The main thing now is our roster for next year. As much as long term, we're going to be based in high school recruiting, and we need to develop those relationships. It's not something that's the most pressing thing because we have to fill a roster.
You put these things in these buckets. So once we're going to reach out to high school guys and form those relationships, I'm going to be all in on that. But right now, we're all in on our roster for next year because that's the most important thing. Because if we win two games next year, it won't matter how many cool phone calls I made. If we win 20 games, it'll be pretty easy to build those relationships”
Basketball Strategy
I can guarantee we will not turn the ball over a lot. We are going to try like heck to rebound.

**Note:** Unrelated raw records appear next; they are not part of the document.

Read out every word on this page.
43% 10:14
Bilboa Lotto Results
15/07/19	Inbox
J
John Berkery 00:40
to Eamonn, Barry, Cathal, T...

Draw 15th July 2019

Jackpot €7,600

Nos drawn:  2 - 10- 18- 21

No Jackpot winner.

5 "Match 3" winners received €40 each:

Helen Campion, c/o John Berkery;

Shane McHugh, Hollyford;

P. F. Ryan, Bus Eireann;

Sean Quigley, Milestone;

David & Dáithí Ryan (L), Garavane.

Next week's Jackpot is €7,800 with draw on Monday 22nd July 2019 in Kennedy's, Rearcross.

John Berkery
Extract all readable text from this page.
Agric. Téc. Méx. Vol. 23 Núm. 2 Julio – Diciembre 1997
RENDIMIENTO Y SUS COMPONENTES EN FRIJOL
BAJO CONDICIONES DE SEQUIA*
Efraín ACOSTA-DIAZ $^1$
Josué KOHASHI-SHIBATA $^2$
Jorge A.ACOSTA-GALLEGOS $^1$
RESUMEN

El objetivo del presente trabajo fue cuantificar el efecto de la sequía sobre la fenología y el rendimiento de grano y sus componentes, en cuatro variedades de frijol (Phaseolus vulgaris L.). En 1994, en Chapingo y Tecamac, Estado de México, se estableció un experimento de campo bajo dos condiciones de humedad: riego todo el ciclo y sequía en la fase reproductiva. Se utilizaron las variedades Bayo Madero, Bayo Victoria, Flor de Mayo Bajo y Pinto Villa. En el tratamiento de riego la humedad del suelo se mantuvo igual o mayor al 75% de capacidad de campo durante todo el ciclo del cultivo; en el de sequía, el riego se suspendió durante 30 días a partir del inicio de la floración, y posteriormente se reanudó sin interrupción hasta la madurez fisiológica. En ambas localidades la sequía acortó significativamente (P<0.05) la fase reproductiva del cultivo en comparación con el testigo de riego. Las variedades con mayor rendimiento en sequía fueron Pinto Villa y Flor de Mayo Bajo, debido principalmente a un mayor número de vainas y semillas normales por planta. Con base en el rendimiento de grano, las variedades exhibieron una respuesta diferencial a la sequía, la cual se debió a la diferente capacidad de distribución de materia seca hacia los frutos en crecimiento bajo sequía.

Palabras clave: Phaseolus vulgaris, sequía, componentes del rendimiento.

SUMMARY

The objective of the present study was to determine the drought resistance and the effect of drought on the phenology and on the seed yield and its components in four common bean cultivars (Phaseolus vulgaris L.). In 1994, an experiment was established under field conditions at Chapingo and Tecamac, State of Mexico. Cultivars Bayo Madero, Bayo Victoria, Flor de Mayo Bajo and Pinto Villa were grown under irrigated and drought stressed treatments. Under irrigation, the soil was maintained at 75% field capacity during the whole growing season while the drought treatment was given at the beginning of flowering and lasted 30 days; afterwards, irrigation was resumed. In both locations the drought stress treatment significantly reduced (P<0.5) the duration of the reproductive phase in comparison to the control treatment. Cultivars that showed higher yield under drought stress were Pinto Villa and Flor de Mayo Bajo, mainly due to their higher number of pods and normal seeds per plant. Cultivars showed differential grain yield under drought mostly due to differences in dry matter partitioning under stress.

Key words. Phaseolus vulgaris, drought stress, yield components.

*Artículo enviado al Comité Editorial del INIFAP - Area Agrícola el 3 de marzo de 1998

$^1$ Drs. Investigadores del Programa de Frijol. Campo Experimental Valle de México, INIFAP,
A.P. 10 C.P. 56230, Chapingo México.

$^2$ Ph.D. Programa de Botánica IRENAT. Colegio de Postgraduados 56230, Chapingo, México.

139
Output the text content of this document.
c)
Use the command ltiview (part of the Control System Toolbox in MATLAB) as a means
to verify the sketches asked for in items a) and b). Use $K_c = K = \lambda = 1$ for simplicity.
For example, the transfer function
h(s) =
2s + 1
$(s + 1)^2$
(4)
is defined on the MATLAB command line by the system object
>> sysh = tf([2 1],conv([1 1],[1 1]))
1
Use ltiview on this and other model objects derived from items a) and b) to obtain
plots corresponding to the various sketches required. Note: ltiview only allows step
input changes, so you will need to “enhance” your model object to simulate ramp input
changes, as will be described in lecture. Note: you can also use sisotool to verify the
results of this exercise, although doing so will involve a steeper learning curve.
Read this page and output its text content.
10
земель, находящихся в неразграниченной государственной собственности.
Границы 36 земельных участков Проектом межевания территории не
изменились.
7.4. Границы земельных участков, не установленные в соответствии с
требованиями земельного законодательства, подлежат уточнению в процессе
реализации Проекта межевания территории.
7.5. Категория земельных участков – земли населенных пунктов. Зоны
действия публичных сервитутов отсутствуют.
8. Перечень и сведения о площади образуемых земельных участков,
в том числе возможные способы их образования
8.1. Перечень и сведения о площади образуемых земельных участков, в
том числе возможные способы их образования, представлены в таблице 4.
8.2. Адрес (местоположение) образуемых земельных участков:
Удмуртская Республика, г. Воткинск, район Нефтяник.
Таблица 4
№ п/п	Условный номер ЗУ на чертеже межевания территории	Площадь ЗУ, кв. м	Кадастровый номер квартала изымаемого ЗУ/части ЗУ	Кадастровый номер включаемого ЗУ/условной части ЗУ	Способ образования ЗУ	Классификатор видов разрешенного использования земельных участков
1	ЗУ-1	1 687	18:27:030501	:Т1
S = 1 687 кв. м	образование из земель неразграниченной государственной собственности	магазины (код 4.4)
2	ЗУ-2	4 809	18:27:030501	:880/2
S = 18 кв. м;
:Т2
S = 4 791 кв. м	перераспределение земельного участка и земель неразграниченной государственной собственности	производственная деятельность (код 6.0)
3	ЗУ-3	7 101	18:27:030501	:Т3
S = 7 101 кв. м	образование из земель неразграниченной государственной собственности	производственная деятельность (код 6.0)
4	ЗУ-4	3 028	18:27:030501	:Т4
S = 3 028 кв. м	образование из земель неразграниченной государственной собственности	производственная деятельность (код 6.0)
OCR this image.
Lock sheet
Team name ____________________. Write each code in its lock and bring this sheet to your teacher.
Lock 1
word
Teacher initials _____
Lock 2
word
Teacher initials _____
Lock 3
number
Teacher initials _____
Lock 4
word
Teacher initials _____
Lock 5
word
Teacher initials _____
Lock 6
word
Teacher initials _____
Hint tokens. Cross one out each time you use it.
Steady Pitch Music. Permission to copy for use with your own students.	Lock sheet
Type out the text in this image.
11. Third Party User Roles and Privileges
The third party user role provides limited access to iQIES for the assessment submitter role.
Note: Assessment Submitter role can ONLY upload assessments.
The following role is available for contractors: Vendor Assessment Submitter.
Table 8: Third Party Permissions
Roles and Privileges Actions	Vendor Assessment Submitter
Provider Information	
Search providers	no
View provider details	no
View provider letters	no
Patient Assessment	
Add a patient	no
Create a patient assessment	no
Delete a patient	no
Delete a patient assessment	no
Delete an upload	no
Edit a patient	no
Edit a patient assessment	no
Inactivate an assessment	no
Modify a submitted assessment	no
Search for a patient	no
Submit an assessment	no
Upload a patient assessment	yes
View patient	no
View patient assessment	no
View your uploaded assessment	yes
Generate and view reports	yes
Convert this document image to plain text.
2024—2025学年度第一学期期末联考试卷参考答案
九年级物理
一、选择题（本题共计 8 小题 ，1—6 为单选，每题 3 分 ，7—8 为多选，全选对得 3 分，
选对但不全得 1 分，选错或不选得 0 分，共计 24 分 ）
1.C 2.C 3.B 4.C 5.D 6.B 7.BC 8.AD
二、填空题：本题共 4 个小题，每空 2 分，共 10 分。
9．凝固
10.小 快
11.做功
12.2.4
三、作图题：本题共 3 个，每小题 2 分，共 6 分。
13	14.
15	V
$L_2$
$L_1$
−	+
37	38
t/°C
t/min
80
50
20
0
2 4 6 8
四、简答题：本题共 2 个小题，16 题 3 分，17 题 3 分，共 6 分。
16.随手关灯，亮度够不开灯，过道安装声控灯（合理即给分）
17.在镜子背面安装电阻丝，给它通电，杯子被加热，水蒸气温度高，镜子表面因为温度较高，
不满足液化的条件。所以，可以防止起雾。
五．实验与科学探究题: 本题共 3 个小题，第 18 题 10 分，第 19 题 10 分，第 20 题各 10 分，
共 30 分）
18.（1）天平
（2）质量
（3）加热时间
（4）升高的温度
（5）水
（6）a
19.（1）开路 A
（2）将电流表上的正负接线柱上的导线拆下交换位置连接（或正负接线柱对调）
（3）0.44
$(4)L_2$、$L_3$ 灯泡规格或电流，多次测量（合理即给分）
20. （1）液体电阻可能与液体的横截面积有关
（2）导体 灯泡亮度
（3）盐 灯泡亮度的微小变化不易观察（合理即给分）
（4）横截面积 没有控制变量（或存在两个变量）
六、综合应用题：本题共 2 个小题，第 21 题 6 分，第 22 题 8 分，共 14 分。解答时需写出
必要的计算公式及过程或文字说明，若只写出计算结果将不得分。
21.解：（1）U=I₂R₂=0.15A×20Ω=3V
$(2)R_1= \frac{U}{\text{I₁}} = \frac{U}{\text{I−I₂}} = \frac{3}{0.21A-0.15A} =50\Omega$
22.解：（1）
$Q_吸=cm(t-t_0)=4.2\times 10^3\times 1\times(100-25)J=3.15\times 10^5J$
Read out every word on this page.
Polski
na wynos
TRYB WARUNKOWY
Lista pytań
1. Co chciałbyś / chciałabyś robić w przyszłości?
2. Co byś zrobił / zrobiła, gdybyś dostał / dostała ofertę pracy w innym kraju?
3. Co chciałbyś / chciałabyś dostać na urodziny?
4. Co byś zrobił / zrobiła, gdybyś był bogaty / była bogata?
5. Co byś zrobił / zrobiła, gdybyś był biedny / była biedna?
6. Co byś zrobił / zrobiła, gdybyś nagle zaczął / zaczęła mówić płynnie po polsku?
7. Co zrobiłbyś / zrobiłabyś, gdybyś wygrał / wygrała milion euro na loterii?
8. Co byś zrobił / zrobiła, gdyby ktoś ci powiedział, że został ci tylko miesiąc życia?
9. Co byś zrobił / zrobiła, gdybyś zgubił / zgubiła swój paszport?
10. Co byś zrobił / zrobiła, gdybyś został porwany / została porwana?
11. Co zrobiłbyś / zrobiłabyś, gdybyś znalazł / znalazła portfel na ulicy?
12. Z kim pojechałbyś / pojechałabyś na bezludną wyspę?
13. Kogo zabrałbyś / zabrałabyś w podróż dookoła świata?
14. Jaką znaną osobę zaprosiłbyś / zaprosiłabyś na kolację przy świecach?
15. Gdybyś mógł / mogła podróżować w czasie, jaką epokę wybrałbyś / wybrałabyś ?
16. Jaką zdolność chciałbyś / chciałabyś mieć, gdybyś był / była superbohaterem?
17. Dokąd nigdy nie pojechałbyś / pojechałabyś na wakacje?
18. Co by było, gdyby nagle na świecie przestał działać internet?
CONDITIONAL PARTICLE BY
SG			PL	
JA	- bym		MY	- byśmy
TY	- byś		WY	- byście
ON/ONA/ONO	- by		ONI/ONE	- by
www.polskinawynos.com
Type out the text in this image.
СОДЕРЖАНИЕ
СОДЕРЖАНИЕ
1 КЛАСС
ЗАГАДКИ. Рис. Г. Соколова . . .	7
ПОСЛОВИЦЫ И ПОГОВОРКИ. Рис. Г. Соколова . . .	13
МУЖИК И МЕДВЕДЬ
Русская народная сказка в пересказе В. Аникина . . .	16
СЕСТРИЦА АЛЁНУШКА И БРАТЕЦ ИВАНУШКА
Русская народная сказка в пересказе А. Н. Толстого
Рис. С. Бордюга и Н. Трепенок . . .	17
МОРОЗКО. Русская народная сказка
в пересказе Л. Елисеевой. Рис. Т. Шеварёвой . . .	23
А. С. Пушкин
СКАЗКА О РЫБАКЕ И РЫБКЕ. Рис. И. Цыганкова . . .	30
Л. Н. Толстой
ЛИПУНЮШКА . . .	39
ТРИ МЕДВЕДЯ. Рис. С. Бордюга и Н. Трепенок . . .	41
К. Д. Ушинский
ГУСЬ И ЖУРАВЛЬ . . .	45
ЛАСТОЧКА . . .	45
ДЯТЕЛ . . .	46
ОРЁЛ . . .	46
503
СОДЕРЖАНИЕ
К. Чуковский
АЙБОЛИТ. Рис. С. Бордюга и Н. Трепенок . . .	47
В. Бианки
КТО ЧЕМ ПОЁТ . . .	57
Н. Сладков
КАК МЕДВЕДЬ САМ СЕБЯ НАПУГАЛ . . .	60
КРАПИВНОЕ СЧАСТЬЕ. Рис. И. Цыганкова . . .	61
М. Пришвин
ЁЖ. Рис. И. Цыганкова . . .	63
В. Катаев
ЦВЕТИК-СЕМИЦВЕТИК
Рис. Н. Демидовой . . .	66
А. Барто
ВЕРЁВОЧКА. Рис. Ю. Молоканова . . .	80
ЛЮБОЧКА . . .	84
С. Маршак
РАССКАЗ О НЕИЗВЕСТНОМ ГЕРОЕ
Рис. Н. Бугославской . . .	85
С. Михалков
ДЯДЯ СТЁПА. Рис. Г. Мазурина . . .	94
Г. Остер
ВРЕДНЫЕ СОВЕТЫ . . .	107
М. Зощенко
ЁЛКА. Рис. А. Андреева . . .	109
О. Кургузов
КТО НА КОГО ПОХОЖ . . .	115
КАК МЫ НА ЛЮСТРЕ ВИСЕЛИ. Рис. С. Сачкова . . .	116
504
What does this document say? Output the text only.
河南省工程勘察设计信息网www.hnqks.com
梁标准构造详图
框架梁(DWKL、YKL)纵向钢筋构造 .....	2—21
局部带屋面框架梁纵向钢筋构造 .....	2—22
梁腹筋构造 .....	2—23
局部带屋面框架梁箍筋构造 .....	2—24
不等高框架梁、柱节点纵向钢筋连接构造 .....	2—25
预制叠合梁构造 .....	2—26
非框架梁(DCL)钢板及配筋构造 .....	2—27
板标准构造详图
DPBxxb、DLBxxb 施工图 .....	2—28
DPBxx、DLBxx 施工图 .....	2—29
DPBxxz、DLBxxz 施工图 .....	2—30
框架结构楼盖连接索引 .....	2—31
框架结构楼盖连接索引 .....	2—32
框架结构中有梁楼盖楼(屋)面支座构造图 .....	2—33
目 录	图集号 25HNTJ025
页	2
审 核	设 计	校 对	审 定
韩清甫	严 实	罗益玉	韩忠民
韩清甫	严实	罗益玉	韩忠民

The rebounding is a little harder because at some point you need to have physical prowess to grab rebounds, but we're going to fight on the glass in particular.
So when we're recruiting, everything comes down to let's make sure we don't turn it over, let's make sure we rebound, and we know that is the baseline. Then let's recruit offensive guys that are talented enough to put the ball in the hoop in some way, shape, or form.
If they can shoot, bonus points. If they can't shoot, but they can score, we'll find a way to make it work”
Turnovers
We don't put the high risk turnover guys in positions to make turnovers. We try to keep the ball in the hands of the guys that are going to be relatively safe.
I think sometimes when I watch film on other teams, they're putting guys that just aren't great decision makers in these decision making areas. That's where turnovers are going to happen.
We try to minimize that as much as we can through how we structure our offense.
Obviously, recruiting point guard play is important and recruiting point guards that value the ball.
If a guy comes down and whiffs on a screen, I'm probably going to let it go. If a guy miscuts, probably going to let it go. If you have a careless travel in the paint because your footwork's bad, you're going to get talked to about it. And if you make a lazy pass or a lazy catch, we'll stop practice. There aren't a lot of things that it's just no, but turnovers are one of the things.
Accountable
All the old school stuff, we save that for turnovers and rebounding. If a guy's not making a rebounding effort every single time, eventually, they won't play and we'll run. And those are the only two things, unfortunately, run and bench.
We'll show a ton of film, we'll chart a lot, we'll get there in the new school approach. But at some point, if the new school approach stops working, we'll go back to the old school- you will not play, I will bench you, and we're going to run when you do it.
I think there's a reason that, when things have worked for hundreds of years, sometimes you don't need to reinvent the wheel.”
Basketball Skill Training
You're going to work on wing catches where guys like stampeding it and then spinning backwards. How many players on your team are you going to want to do that in a five on five game? One? Two?
It's insane. We just don't do that and we're not going to do that. We put them in real situations.”
What are we doing? And that's why we don't turn it over, is because we just work on the real situations you're in over and over and over again in a five on five setting.